Появившийся рядом за время нашей оживлённой беседы поэт выглядел, прямо скажем, измученным. Он неопределённо махнул рукой в ответ на вопрос Никанора. Взгляд у него был какой-то отстранённый и блуждающий.

– Бессонная ночь? – хохотнул батюшка, явно намекая на последствия обильных возлияний на вечернем пиру.

– И не говори, – вздохнул Аркадий Петрович. Но тут же опроверг догадки царя: – Жуткий кошмар приснился. Никак после него заснуть не мог.

– Кошмар? – заинтересовался Антуан.

– Урки приснились? – предположил батюшка.

Ароз Азорин отрицательно покачал головой.

– Приснилось мне, что тот зелёный мужик, которого мы вчера видели, вылез-таки из-под земли. Отряхнулся, так что земля вокруг задрожала. И из-за слоя паутины, мха и травы показался задорного вида молодой человек. Встал во весь рост, глазища сверкнули голубыми молниями. Гигант погрозил пальцем,– поэт судорожно сглотнул. – И как шагнёт ко мне! Я бежать… А он топочет следом и укоризненно так твердит: «Шаганэ ты моя, Шаганэ»!


18

К обеду мы были готовы отправиться в путь. Оставалось решить ещё пару вопросов. Так что я отправился на конюшню.

– Когда отчаливаем? – Ницше встретил меня в воротах бодрым пританцовыванием.

– Ты что, со мной собрался? – не то, чтобы меня это удивило. Я просто о таком не думал.

– Конечно, – ослик оскалился. – Мы же с тобой напарники! Куда ты, туда и я!

– Ладно, – я кивнул, – если хозяева нашей посудины не будут против, то и я не возражаю. Меня больше беспокоит Альфа.

– Какая ещё Альфа? – не понял Ницше.

– Липа. Липунюшка. Девчонка с плантации.

– Вурдалапочка, что ли?

– Ну, да.
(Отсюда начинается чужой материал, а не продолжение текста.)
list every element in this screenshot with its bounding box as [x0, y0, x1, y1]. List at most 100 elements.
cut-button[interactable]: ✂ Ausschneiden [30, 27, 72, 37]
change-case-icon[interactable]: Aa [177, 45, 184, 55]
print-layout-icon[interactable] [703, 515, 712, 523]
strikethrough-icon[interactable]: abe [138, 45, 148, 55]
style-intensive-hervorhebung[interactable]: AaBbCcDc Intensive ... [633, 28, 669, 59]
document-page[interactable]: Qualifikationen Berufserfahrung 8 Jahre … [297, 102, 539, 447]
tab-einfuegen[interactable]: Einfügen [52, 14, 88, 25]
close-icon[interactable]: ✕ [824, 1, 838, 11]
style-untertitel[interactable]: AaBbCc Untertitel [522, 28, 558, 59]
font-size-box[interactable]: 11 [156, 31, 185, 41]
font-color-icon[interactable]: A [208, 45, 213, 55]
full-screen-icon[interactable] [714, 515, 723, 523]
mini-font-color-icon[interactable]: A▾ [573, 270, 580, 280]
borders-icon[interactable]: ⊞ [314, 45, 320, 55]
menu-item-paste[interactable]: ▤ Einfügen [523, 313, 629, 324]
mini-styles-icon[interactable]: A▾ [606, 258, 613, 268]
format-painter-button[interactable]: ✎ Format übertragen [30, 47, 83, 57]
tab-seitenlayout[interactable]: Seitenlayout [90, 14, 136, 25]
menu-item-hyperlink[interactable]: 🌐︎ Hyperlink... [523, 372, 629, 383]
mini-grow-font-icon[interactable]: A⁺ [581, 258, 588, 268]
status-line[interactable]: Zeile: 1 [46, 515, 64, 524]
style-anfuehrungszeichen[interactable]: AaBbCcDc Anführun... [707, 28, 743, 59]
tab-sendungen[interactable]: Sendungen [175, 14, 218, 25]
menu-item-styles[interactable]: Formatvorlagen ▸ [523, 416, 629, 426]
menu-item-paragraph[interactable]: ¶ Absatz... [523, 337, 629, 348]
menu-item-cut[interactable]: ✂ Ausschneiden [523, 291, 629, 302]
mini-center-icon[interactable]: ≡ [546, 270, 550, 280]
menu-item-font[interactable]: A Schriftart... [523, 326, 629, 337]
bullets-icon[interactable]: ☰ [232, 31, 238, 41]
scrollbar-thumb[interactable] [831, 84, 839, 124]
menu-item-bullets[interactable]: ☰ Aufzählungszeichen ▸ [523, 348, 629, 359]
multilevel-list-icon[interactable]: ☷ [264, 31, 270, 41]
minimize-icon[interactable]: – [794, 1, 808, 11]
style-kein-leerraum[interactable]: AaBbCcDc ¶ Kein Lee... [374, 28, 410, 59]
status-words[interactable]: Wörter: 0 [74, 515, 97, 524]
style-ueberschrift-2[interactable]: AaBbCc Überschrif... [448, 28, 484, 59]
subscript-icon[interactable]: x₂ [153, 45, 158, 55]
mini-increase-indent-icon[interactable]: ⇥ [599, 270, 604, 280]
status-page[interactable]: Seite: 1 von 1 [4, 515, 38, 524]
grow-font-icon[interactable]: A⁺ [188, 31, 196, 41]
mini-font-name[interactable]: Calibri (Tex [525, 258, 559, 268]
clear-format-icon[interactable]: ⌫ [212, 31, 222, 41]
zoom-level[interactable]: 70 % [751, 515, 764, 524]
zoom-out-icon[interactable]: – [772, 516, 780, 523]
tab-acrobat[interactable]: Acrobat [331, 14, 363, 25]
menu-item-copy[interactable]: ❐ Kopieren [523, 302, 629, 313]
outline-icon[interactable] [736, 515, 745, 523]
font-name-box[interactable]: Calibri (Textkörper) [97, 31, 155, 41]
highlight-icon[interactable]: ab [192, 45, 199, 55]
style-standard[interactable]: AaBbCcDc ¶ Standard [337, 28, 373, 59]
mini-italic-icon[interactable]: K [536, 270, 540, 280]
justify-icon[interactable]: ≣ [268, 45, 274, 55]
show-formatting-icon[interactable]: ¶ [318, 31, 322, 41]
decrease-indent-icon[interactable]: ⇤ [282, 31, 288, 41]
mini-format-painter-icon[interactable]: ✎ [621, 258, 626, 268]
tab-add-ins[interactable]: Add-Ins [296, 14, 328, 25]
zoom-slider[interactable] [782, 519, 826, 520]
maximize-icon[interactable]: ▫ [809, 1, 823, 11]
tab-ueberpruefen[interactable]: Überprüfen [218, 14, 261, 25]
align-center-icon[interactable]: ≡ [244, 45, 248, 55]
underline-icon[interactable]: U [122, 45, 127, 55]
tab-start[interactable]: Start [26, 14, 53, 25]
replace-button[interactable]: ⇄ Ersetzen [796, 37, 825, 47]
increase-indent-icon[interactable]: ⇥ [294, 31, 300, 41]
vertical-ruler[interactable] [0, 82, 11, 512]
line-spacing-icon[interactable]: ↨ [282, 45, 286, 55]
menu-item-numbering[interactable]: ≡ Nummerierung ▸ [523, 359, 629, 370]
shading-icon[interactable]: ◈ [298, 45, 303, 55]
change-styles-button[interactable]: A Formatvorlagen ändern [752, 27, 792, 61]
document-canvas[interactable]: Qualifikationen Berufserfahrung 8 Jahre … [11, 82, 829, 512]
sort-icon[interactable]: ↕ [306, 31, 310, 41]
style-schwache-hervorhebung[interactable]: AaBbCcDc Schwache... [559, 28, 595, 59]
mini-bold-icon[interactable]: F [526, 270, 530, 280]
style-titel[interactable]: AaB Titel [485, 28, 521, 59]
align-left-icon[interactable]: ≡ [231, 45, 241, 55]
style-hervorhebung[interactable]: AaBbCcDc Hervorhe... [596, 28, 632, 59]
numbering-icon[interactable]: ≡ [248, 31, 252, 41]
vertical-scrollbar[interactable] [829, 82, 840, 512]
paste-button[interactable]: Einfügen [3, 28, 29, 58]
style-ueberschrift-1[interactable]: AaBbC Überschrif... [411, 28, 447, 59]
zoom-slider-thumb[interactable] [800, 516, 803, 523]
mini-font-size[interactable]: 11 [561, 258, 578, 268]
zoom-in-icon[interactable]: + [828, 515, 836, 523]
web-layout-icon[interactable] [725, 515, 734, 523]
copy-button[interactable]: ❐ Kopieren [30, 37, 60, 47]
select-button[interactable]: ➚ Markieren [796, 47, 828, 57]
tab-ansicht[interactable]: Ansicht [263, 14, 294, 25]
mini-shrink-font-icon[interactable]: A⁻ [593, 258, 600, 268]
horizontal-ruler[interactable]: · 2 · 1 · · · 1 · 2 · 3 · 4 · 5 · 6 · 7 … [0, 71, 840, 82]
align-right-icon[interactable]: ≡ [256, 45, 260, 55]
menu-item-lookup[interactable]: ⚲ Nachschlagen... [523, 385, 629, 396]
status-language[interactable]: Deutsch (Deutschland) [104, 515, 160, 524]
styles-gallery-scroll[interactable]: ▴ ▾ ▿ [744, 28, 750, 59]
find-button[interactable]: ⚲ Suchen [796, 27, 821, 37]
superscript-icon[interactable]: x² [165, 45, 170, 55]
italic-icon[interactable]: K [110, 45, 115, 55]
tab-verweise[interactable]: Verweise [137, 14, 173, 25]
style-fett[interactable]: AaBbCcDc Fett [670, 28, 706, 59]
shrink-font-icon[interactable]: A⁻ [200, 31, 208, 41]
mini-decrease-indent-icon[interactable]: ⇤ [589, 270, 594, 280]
Только она не вурдалачка, – я постарался припомнить всё, что мне рассказывала Яга. – Вурдалаки – это больные люди. У них эта… эллиптическая диспепсия, – судя по вытянувшейся морде моего непарнокопытного приятеля я понял, что ляпнул что-то не то, и потому поспешно добавил: – А она – Альфа. Это такие генномодифицированные существа, которых когда-то навыводили для диверсий, но из этого ничего путного не вышло, потому что они эгоистичные индивидуалисты без царя в голове, гуляют, где вздумается и никого в грош не ставят.